Un cas tout sauf inédit
Le magazine américain spécialisé dans le cinéma rappelle que le refus de présenter un film à Cannes n’est pas nouveau. Certain·es cinéastes s’opposent à l’idée même de compétition, qui consiste à comparer des œuvres pourtant très différentes, comme Woody Allen qui, depuis Manhattan en 1979, a toujours présenté ses films hors-compétition et s’en expliquait en 2016 : “Qu’un groupe de gens puisse juger d’autres personnes, c’est quelque chose qu’on ne devrait pas faire… Je n’y crois pas et je ne veux pas y participer.“
Outre ces positions, THR rappelle que dès 1974 le New York Times soulignait que de nombreux·euses cinéastes prestigieux·ieuses pouvaient refuser la compétition pour éviter de repartir bredouille.
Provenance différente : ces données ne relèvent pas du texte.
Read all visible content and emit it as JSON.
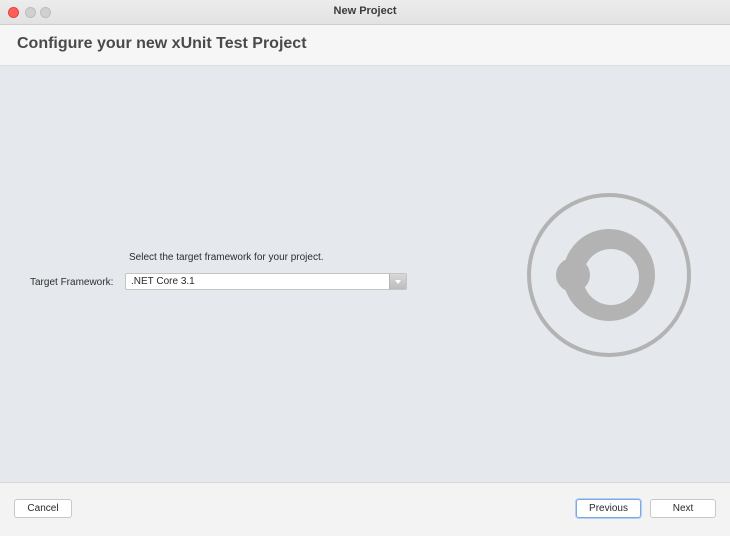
{
  "window": {
    "title": "New Project"
  },
  "header": {
    "title": "Configure your new xUnit Test Project"
  },
  "main": {
    "instruction": "Select the target framework for your project.",
    "framework_label": "Target Framework:",
    "framework_selected": ".NET Core 3.1",
    "logo_icon": "project-logo-icon",
    "logo_color": "#b3b3b3",
    "background_color": "#e5e8ec"
  },
  "footer": {
    "cancel_label": "Cancel",
    "previous_label": "Previous",
    "next_label": "Next"
  }
}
Si elle apporte davantage de visibilité aux films, ceux-ci peuvent aussi être critiqués plus sévèrement, si bien que certain·es cinéastes et studios préfèrent ne pas prendre le risque de concourir. Par exemple, Tigre et dragon d’Ang Lee avait été présenté hors-compétition, sur les conseils de Tom Bernard à la tête de Sony Classics qui considérait que “la carrière d’un film s’écrit différemment dès qu’il est en compétition. Nous voulions que le public le découvre en dehors de toutes ces considérations.”
Un cinéaste “soit trop arrogant, soit trop effrayé” ?
D’autres cinéastes déjà primé·es, arguent qu’ils et elles veulent laisser la place aux autres cinéastes qui n’ont pas encore été récompensé·es, comme Steven Soderbergh qui avait décliné l’invitation pour Ma Vie avec Liberace, car il avait déjà remporté la Palme pour Sexe, mensonges et vidéo. Mais pour le cinéaste Robert Altman, qui remportait la palme pour M*A*S*H en 1970, cet argument est insuffisant. Il déclarait en 1977 : “Si vous ne voulez pas être en compétition, c’est que vous êtes soit trop arrogant, soit trop effrayé. Vous risquez donc de perdre ? J’ai déjà perdu ; il n’y a rien de mal à perdre.”
Alors ? Martin Scorsese serait-il trop arrogant ou trop peureux pour présenter son film ? Scorsese est pourtant déjà venu présenter ses films à plusieurs reprises au Festival, et a même remporté la Palme d’or en 1976 pour Taxi Driver et le Prix de la mise en scène pour After Hours en 1985. The Hollywood Reporter imagine alors une autre explication possible. Selon le magazine, c’est le succès de Top Gun: Maverick et d’Elvis, deux films présentés hors-compétition qui aurait fait pencher la balance. Deux longs-métrages qui n’ont pas eu besoin d’une sélection en compétition pour bénéficier d’une immense couverture médiatique cannoise, et rencontrer un succès fulgurant dans les salles de cinéma. Dans ces conditions, aucune raison de prendre de risques !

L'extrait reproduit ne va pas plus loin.